应用速度-浓度双分布格子 Boltzmann模型建立了基于LBM的瓦斯蔓延速度模型和浓度模型,并通过Boussinesq方程将2个模型有机耦合起来。采用基于分块耦合算法的速度-浓度LBM模型将巷道分成若干规则的块,对各块分别独立计算,仅在边界处交换数据,从而去除冗余网格,简化了网格计算,提高了系统资源利用效率。模拟实例结果表明,通过该模型可得到集中涌出瓦斯在通风网络中蔓延的直观信息和其速度、体积分数、压力等大量数据,还可以得到每条巷道内瓦斯体积分数峰值及其个数、位置和到达时间,从而能提供有效避开高浓度瓦斯的方案。集中涌出瓦斯在通风网络中蔓延一段时间后总体体积分数会降低,但是由于某些位置(如巷道拐角、巷道风流交汇处)的风流处于紊流状态,其瓦斯体积分数相对比较高,人员进入矿井时应尽量避免在这些地方停留。

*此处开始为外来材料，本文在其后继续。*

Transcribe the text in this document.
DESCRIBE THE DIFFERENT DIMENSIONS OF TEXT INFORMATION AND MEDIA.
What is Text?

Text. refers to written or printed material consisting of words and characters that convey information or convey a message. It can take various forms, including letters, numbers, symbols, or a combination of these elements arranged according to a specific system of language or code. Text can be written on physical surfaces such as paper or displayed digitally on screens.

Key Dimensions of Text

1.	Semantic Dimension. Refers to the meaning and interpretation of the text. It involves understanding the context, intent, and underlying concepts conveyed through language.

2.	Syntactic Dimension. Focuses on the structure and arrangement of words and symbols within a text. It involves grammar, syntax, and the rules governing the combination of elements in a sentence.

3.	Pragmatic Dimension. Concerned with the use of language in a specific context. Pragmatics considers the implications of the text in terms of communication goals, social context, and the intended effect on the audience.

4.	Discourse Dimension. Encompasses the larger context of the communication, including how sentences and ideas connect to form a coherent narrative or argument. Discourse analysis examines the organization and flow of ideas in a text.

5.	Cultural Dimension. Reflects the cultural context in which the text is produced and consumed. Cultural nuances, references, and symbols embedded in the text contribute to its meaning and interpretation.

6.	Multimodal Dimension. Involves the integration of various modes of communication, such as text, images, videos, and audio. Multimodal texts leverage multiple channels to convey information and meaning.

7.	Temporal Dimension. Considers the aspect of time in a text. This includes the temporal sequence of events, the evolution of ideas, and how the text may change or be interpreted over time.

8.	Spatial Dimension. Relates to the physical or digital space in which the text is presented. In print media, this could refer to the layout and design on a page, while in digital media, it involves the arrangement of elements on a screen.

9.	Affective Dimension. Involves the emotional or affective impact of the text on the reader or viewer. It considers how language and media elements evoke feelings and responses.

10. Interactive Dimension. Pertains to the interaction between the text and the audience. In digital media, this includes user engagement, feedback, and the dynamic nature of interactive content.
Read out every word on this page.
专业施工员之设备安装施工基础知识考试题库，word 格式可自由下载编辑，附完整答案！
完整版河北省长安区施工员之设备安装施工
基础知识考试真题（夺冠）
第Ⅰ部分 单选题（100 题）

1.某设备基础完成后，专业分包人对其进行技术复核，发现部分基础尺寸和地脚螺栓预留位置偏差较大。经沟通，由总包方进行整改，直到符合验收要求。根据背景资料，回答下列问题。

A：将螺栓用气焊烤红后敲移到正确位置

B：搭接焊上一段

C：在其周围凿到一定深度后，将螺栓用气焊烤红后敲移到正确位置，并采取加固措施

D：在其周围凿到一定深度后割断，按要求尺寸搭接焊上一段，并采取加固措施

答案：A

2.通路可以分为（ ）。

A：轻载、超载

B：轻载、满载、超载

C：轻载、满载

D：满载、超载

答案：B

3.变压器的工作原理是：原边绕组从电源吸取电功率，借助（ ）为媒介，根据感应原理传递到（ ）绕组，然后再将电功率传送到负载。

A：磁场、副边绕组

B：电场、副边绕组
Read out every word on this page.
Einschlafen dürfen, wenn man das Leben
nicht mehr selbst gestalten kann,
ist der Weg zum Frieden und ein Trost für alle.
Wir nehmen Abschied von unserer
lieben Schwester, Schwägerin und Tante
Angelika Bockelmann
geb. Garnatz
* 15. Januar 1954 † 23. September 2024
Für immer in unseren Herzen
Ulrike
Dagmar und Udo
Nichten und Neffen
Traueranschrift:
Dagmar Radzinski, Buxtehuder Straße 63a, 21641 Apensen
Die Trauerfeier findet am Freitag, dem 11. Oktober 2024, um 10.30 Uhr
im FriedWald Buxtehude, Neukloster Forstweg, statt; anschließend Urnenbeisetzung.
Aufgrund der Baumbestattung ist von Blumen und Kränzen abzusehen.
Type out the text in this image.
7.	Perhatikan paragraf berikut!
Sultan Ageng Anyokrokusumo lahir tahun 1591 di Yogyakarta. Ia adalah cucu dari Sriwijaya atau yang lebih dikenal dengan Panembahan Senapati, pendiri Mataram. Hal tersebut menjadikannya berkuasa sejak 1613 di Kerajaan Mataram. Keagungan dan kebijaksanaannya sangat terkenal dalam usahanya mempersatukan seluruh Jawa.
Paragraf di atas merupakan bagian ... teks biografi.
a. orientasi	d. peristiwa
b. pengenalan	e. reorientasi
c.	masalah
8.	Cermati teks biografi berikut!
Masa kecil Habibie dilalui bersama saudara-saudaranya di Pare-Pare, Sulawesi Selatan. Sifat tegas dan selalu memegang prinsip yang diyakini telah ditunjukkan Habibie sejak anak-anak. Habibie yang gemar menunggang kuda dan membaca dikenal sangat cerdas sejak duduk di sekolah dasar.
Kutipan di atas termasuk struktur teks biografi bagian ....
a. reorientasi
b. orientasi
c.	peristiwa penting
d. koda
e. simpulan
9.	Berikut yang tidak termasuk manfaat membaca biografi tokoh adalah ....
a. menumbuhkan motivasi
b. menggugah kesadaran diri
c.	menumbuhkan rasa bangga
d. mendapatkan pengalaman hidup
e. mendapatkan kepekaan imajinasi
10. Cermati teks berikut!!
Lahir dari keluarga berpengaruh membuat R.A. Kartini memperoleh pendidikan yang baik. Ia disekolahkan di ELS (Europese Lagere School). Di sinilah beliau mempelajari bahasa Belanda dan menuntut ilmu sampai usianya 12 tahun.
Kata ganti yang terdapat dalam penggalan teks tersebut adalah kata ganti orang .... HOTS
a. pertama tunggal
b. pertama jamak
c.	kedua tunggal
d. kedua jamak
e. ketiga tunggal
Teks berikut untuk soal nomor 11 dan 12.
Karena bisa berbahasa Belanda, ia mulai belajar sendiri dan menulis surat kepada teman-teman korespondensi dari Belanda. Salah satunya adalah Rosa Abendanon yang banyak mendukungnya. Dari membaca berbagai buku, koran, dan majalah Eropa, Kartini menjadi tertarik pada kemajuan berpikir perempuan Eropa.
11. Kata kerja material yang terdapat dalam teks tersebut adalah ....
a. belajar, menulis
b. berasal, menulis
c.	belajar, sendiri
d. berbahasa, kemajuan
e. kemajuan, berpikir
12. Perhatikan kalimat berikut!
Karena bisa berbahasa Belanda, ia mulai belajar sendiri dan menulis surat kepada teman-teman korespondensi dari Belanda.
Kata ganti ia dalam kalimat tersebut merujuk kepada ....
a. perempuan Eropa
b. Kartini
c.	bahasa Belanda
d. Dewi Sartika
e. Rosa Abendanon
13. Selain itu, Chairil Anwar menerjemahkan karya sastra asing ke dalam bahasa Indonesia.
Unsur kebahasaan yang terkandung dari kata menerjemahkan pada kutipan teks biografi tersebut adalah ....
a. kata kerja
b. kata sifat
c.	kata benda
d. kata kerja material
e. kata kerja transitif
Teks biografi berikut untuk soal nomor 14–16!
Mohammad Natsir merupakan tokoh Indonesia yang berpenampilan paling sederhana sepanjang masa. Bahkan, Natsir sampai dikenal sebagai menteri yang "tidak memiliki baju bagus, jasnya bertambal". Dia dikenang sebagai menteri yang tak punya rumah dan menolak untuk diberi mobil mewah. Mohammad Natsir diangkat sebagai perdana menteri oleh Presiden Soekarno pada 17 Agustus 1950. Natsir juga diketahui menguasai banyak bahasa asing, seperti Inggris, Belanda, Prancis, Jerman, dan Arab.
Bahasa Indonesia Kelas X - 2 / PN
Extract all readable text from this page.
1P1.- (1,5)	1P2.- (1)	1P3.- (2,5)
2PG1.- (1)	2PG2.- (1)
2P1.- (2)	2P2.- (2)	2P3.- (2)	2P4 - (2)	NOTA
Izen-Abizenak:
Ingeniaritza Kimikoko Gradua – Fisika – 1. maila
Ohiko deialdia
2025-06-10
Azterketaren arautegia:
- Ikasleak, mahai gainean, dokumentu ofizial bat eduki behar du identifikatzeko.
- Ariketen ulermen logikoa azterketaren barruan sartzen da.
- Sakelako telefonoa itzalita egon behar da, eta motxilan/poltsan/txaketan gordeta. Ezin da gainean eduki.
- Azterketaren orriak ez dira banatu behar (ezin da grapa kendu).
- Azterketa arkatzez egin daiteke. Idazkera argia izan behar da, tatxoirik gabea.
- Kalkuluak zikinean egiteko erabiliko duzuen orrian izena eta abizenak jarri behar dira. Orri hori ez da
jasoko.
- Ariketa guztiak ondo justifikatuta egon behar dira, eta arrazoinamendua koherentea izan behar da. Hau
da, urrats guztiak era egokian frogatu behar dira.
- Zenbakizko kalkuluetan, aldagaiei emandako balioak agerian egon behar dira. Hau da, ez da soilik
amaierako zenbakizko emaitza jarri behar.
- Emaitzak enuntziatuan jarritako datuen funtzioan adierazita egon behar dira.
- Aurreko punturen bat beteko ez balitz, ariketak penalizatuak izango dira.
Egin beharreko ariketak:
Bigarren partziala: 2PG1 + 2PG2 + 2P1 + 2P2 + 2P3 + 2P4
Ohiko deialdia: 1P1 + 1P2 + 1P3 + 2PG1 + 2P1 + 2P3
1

The main purpose of this paper is to introduce an approach to the simulation of coal-mining concentrative emission gas spreading in ventilation networks based on the Lattice Boltzmann Method （LBM）. As is known, concentrative emission of high-pressure gas in underground mining often results in mining pit explosion. Therefore, it is of great emergency to explore the regularities of the gas spreading occurrences in the ventilation networks so as to make a better control and prevent from any gas-explosion disasters in the underground conditions. It is just from this imperative need that we have developed a simulation model of concentrative emission gas spreading in the above-said situations, in which a double distributed velocity-concentration LBM is adopted. In order to simulate the complicated situations, tunnels are separated into some relative regular blocks through the block coupling algorithms. In the model, each block is calculated in parallel, with the data exchanged only on boundaries. As a result, the redundant grids are removed and the grid computation has been simplified with the system resource efficiency ameliorated. While constructing the gas spreading velocity and the gas concentration formulation, we have coupled the two sides organically by using Boussinesq equation. The simulation results show that the so-called LBM model is in a position to obtain essential data and information on the velocity, pressure and visual information about the gas in the tunnels. The simulation results also help to disclose the regularities on the distribution of gas bulk fraction in the tunnels, and those on the speed, pressure and bulk fraction of the gas in different points and places in the tunnels, which are of great benefit for mine safety control and management. Advice and suggestions have also been made that miners and technicians should not stay in the comers and concourses of two or more tunnels where air and gas exchanges are done in a turbulent manner at concentrations higher and thicker so as to avoid the concentrative emission gas spreading.